2. Higher Gas Costs:

   • Cross-Contract Calls: Interactions between contracts are more expensive than internal calls.
   • Aggregation Overhead: XP Token may need to fetch data from multiple sources.

3. Data Synchronization Challenges:

   • Consistency Issues: Ensuring all contracts have up-to-date data requires careful management.
   • Atomicity: Transactions involving multiple contracts may be harder to make atomic.

4. Deployment and Management Overhead:

   • More Contracts to Deploy: Additional steps in deployment and potential points of failure.
   • Version Compatibility: Ensuring all contracts remain compatible during upgrades.

Key Takeaways:

• Embedded Registry Approach:
  • Simpler external interactions.
  • Harder to maintain.
  • Potentially lower gas costs.
  • Violates SRP by combining concerns.
• Separate Registry Approach:
  • Adheres to SRP with modular design.
  • Easier to maintain.
  • More complex interactions.
  • Potentially higher gas costs due to cross-contract calls.

[0x-r4bbit]

As discussed offline, we're moving ahead with not having a separate registry contract.
I've removed the commits from the PR that introduced it.

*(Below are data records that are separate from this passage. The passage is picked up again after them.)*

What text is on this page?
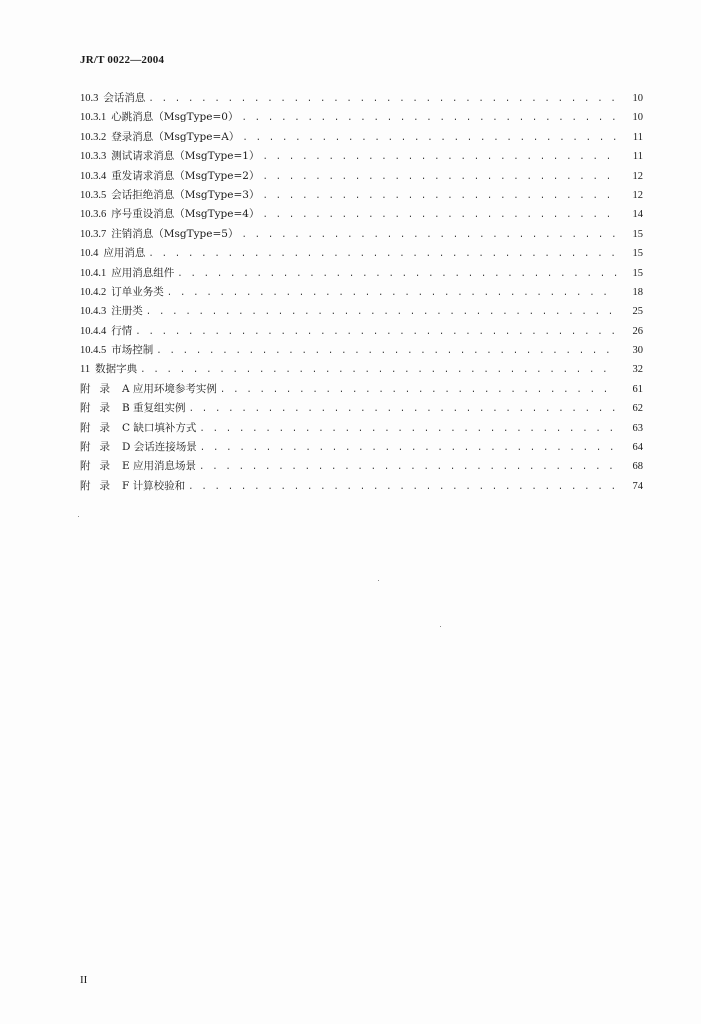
JR/T 0022—2004
10.3 会话消息 . . .	10
10.3.1 心跳消息（MsgType=0） . . .	10
10.3.2 登录消息（MsgType=A） . . .	11
10.3.3 测试请求消息（MsgType=1） . . .	11
10.3.4 重发请求消息（MsgType=2） . . .	12
10.3.5 会话拒绝消息（MsgType=3） . . .	12
10.3.6 序号重设消息（MsgType=4） . . .	14
10.3.7 注销消息（MsgType=5） . . .	15
10.4 应用消息 . . .	15
10.4.1 应用消息组件 . . .	15
10.4.2 订单业务类 . . .	18
10.4.3 注册类 . . .	25
10.4.4 行情 . . .	26
10.4.5 市场控制 . . .	30
11 数据字典 . . .	32
附录 A 应用环境参考实例 . . .	61
附录 B 重复组实例 . . .	62
附录 C 缺口填补方式 . . .	63
附录 D 会话连接场景 . . .	64
附录 E 应用消息场景 . . .	68
附录 F 计算校验和 . . .	74
II
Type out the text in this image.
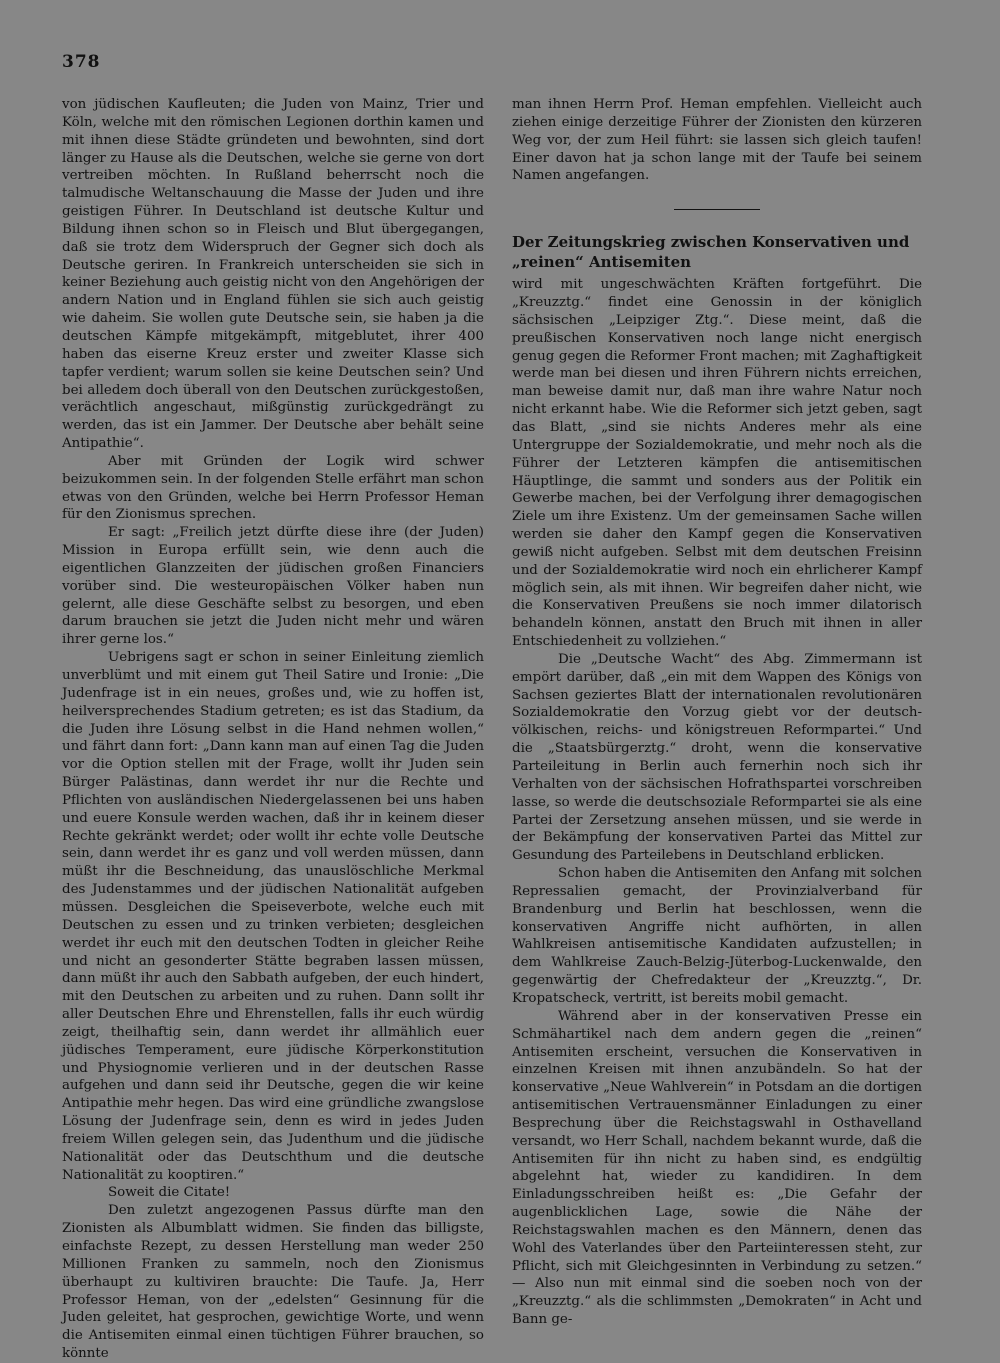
378

von jüdischen Kaufleuten; die Juden von Mainz, Trier und Köln, welche mit den römischen Legionen dorthin kamen und mit ihnen diese Städte gründeten und bewohnten, sind dort länger zu Hause als die Deutschen, welche sie gerne von dort vertreiben möchten. In Rußland beherrscht noch die talmudische Weltanschauung die Masse der Juden und ihre geistigen Führer. In Deutschland ist deutsche Kultur und Bildung ihnen schon so in Fleisch und Blut übergegangen, daß sie trotz dem Widerspruch der Gegner sich doch als Deutsche geriren. In Frankreich unterscheiden sie sich in keiner Beziehung auch geistig nicht von den Angehörigen der andern Nation und in England fühlen sie sich auch geistig wie daheim. Sie wollen gute Deutsche sein, sie haben ja die deutschen Kämpfe mitgekämpft, mitgeblutet, ihrer 400 haben das eiserne Kreuz erster und zweiter Klasse sich tapfer verdient; warum sollen sie keine Deutschen sein? Und bei alledem doch überall von den Deutschen zurückgestoßen, verächtlich angeschaut, mißgünstig zurückgedrängt zu werden, das ist ein Jammer. Der Deutsche aber behält seine Antipathie“.

Aber mit Gründen der Logik wird schwer beizukommen sein. In der folgenden Stelle erfährt man schon etwas von den Gründen, welche bei Herrn Professor Heman für den Zionismus sprechen.

Er sagt: „Freilich jetzt dürfte diese ihre (der Juden) Mission in Europa erfüllt sein, wie denn auch die eigentlichen Glanzzeiten der jüdischen großen Financiers vorüber sind. Die westeuropäischen Völker haben nun gelernt, alle diese Geschäfte selbst zu besorgen, und eben darum brauchen sie jetzt die Juden nicht mehr und wären ihrer gerne los.“

Uebrigens sagt er schon in seiner Einleitung ziemlich unverblümt und mit einem gut Theil Satire und Ironie: „Die Judenfrage ist in ein neues, großes und, wie zu hoffen ist, heilversprechendes Stadium getreten; es ist das Stadium, da die Juden ihre Lösung selbst in die Hand nehmen wollen,“ und fährt dann fort: „Dann kann man auf einen Tag die Juden vor die Option stellen mit der Frage, wollt ihr Juden sein Bürger Palästinas, dann werdet ihr nur die Rechte und Pflichten von ausländischen Niedergelassenen bei uns haben und euere Konsule werden wachen, daß ihr in keinem dieser Rechte gekränkt werdet; oder wollt ihr echte volle Deutsche sein, dann werdet ihr es ganz und voll werden müssen, dann müßt ihr die Beschneidung, das unauslöschliche Merkmal des Judenstammes und der jüdischen Nationalität aufgeben müssen. Desgleichen die Speiseverbote, welche euch mit Deutschen zu essen und zu trinken verbieten; desgleichen werdet ihr euch mit den deutschen Todten in gleicher Reihe und nicht an gesonderter Stätte begraben lassen müssen, dann müßt ihr auch den Sabbath aufgeben, der euch hindert, mit den Deutschen zu arbeiten und zu ruhen. Dann sollt ihr aller Deutschen Ehre und Ehrenstellen, falls ihr euch würdig zeigt, theilhaftig sein, dann werdet ihr allmählich euer jüdisches Temperament, eure jüdische Körperkonstitution und Physiognomie verlieren und in der deutschen Rasse aufgehen und dann seid ihr Deutsche, gegen die wir keine Antipathie mehr hegen. Das wird eine gründliche zwangslose Lösung der Judenfrage sein, denn es wird in jedes Juden freiem Willen gelegen sein, das Judenthum und die jüdische Nationalität oder das Deutschthum und die deutsche Nationalität zu kooptiren.“

Soweit die Citate!

Den zuletzt angezogenen Passus dürfte man den Zionisten als Albumblatt widmen. Sie finden das billigste, einfachste Rezept, zu dessen Herstellung man weder 250 Millionen Franken zu sammeln, noch den Zionismus überhaupt zu kultiviren brauchte: Die Taufe. Ja, Herr Professor Heman, von der „edelsten“ Gesinnung für die Juden geleitet, hat gesprochen, gewichtige Worte, und wenn die Antisemiten einmal einen tüchtigen Führer brauchen, so könnte

man ihnen Herrn Prof. Heman empfehlen. Vielleicht auch ziehen einige derzeitige Führer der Zionisten den kürzeren Weg vor, der zum Heil führt: sie lassen sich gleich taufen! Einer davon hat ja schon lange mit der Taufe bei seinem Namen angefangen.

Der Zeitungskrieg zwischen Konservativen und
„reinen“ Antisemiten

wird mit ungeschwächten Kräften fortgeführt. Die „Kreuzztg.“ findet eine Genossin in der königlich sächsischen „Leipziger Ztg.“. Diese meint, daß die preußischen Konservativen noch lange nicht energisch genug gegen die Reformer Front machen; mit Zaghaftigkeit werde man bei diesen und ihren Führern nichts erreichen, man beweise damit nur, daß man ihre wahre Natur noch nicht erkannt habe. Wie die Reformer sich jetzt geben, sagt das Blatt, „sind sie nichts Anderes mehr als eine Untergruppe der Sozialdemokratie, und mehr noch als die Führer der Letzteren kämpfen die antisemitischen Häuptlinge, die sammt und sonders aus der Politik ein Gewerbe machen, bei der Verfolgung ihrer demagogischen Ziele um ihre Existenz. Um der gemeinsamen Sache willen werden sie daher den Kampf gegen die Konservativen gewiß nicht aufgeben. Selbst mit dem deutschen Freisinn und der Sozialdemokratie wird noch ein ehrlicherer Kampf möglich sein, als mit ihnen. Wir begreifen daher nicht, wie die Konservativen Preußens sie noch immer dilatorisch behandeln können, anstatt den Bruch mit ihnen in aller Entschiedenheit zu vollziehen.“

Die „Deutsche Wacht“ des Abg. Zimmermann ist empört darüber, daß „ein mit dem Wappen des Königs von Sachsen geziertes Blatt der internationalen revolutionären Sozialdemokratie den Vorzug giebt vor der deutsch-völkischen, reichs- und königstreuen Reformpartei.“ Und die „Staatsbürgerztg.“ droht, wenn die konservative Parteileitung in Berlin auch fernerhin noch sich ihr Verhalten von der sächsischen Hofrathspartei vorschreiben lasse, so werde die deutschsoziale Reformpartei sie als eine Partei der Zersetzung ansehen müssen, und sie werde in der Bekämpfung der konservativen Partei das Mittel zur Gesundung des Parteilebens in Deutschland erblicken.

Schon haben die Antisemiten den Anfang mit solchen Repressalien gemacht, der Provinzialverband für Brandenburg und Berlin hat beschlossen, wenn die konservativen Angriffe nicht aufhörten, in allen Wahlkreisen antisemitische Kandidaten aufzustellen; in dem Wahlkreise Zauch-Belzig-Jüterbog-Luckenwalde, den gegenwärtig der Chefredakteur der „Kreuzztg.“, Dr. Kropatscheck, vertritt, ist bereits mobil gemacht.

Während aber in der konservativen Presse ein Schmähartikel nach dem andern gegen die „reinen“ Antisemiten erscheint, versuchen die Konservativen in einzelnen Kreisen mit ihnen anzubändeln. So hat der konservative „Neue Wahlverein“ in Potsdam an die dortigen antisemitischen Vertrauensmänner Einladungen zu einer Besprechung über die Reichstagswahl in Osthavelland versandt, wo Herr Schall, nachdem bekannt wurde, daß die Antisemiten für ihn nicht zu haben sind, es endgültig abgelehnt hat, wieder zu kandidiren. In dem Einladungsschreiben heißt es: „Die Gefahr der augenblicklichen Lage, sowie die Nähe der Reichstagswahlen machen es den Männern, denen das Wohl des Vaterlandes über den Parteiinteressen steht, zur Pflicht, sich mit Gleichgesinnten in Verbindung zu setzen.“ — Also nun mit einmal sind die soeben noch von der „Kreuzztg.“ als die schlimmsten „Demokraten“ in Acht und Bann ge-
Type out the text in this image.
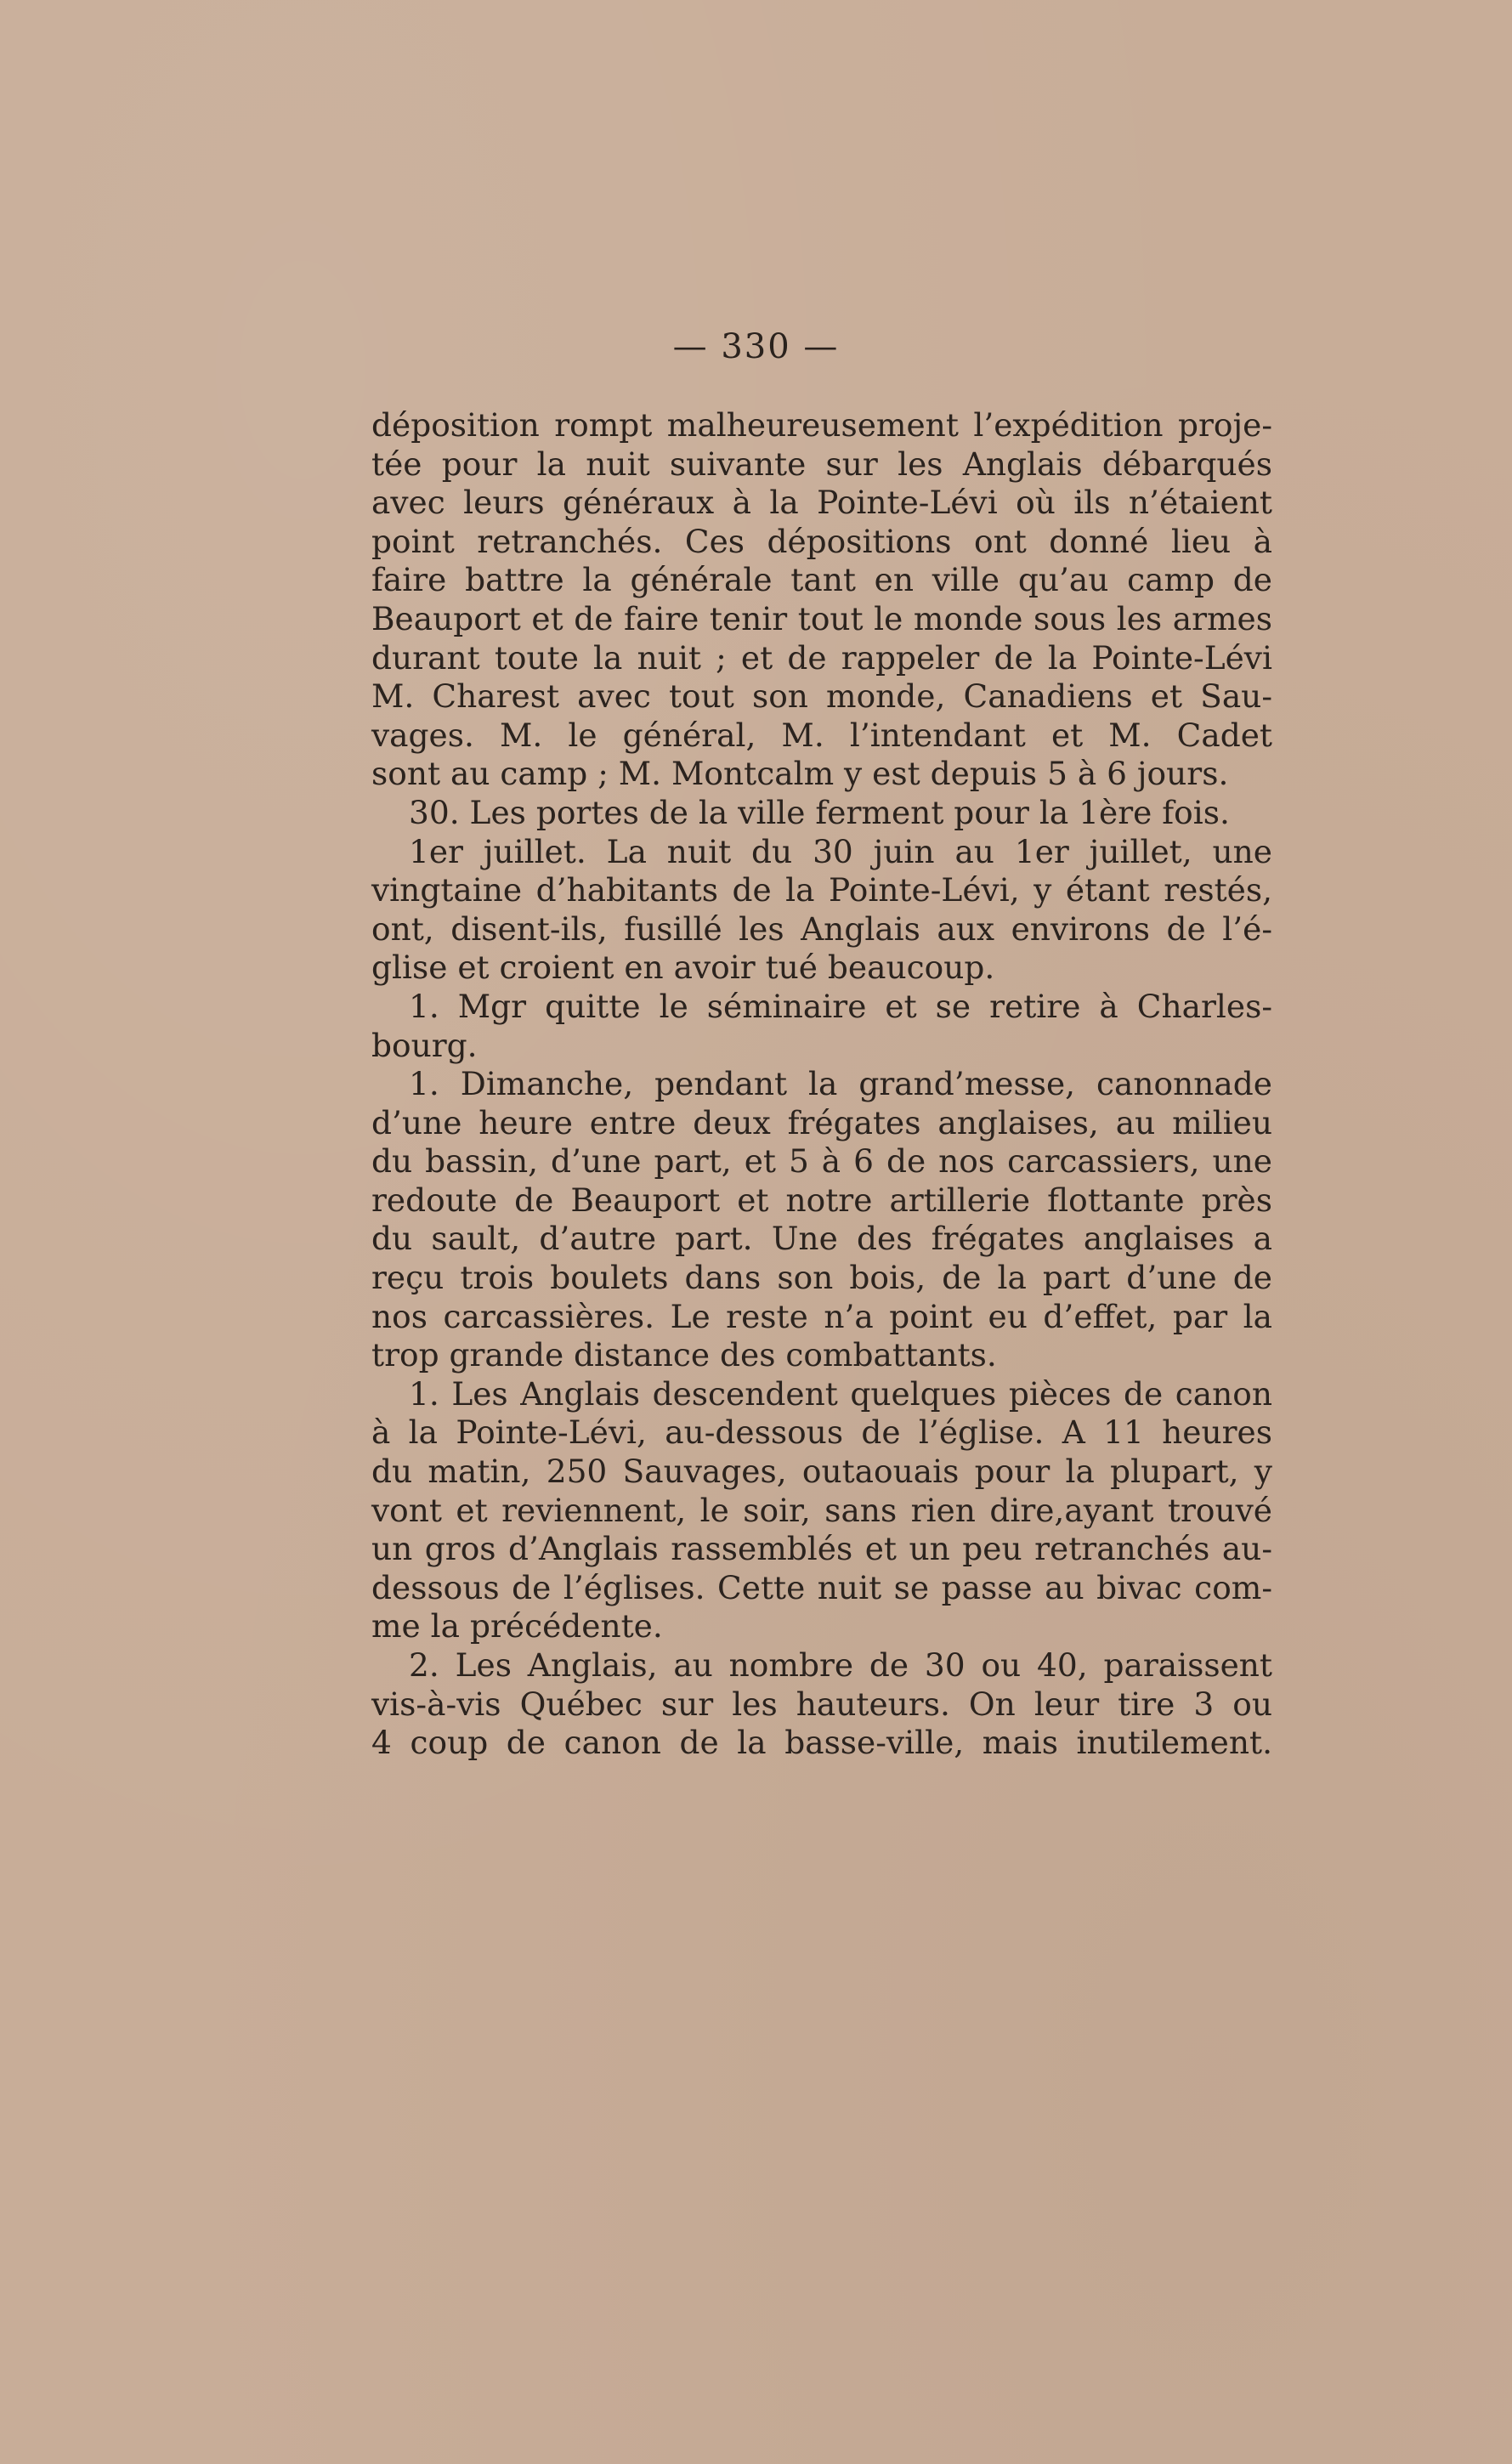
— 330 —
déposition rompt malheureusement l’expédition proje-
tée pour la nuit suivante sur les Anglais débarqués
avec leurs généraux à la Pointe-Lévi où ils n’étaient
point retranchés. Ces dépositions ont donné lieu à
faire battre la générale tant en ville qu’au camp de
Beauport et de faire tenir tout le monde sous les armes
durant toute la nuit ; et de rappeler de la Pointe-Lévi
M. Charest avec tout son monde, Canadiens et Sau-
vages. M. le général, M. l’intendant et M. Cadet
sont au camp ; M. Montcalm y est depuis 5 à 6 jours.
30. Les portes de la ville ferment pour la 1ère fois.
1er juillet. La nuit du 30 juin au 1er juillet, une
vingtaine d’habitants de la Pointe-Lévi, y étant restés,
ont, disent-ils, fusillé les Anglais aux environs de l’é-
glise et croient en avoir tué beaucoup.
1. Mgr quitte le séminaire et se retire à Charles-
bourg.
1. Dimanche, pendant la grand’messe, canonnade
d’une heure entre deux frégates anglaises, au milieu
du bassin, d’une part, et 5 à 6 de nos carcassiers, une
redoute de Beauport et notre artillerie flottante près
du sault, d’autre part. Une des frégates anglaises a
reçu trois boulets dans son bois, de la part d’une de
nos carcassières. Le reste n’a point eu d’effet, par la
trop grande distance des combattants.
1. Les Anglais descendent quelques pièces de canon
à la Pointe-Lévi, au-dessous de l’église. A 11 heures
du matin, 250 Sauvages, outaouais pour la plupart, y
vont et reviennent, le soir, sans rien dire,ayant trouvé
un gros d’Anglais rassemblés et un peu retranchés au-
dessous de l’églises. Cette nuit se passe au bivac com-
me la précédente.
2. Les Anglais, au nombre de 30 ou 40, paraissent
vis-à-vis Québec sur les hauteurs. On leur tire 3 ou
4 coup de canon de la basse-ville, mais inutilement.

The reasoning is that, at least now, it introduces unnecessarily complexity.
We'll revisit this in the future if we think this poses a problem.

Once CI is green this will be merged.

[0x-r4bbit]

All checks successful. @3esmit I'm dismissing your review so this can be merged (as it's currently blocking otherwise).
Please don't take it personally :D

We've ultimately agreed on not implementing a separate registry contract.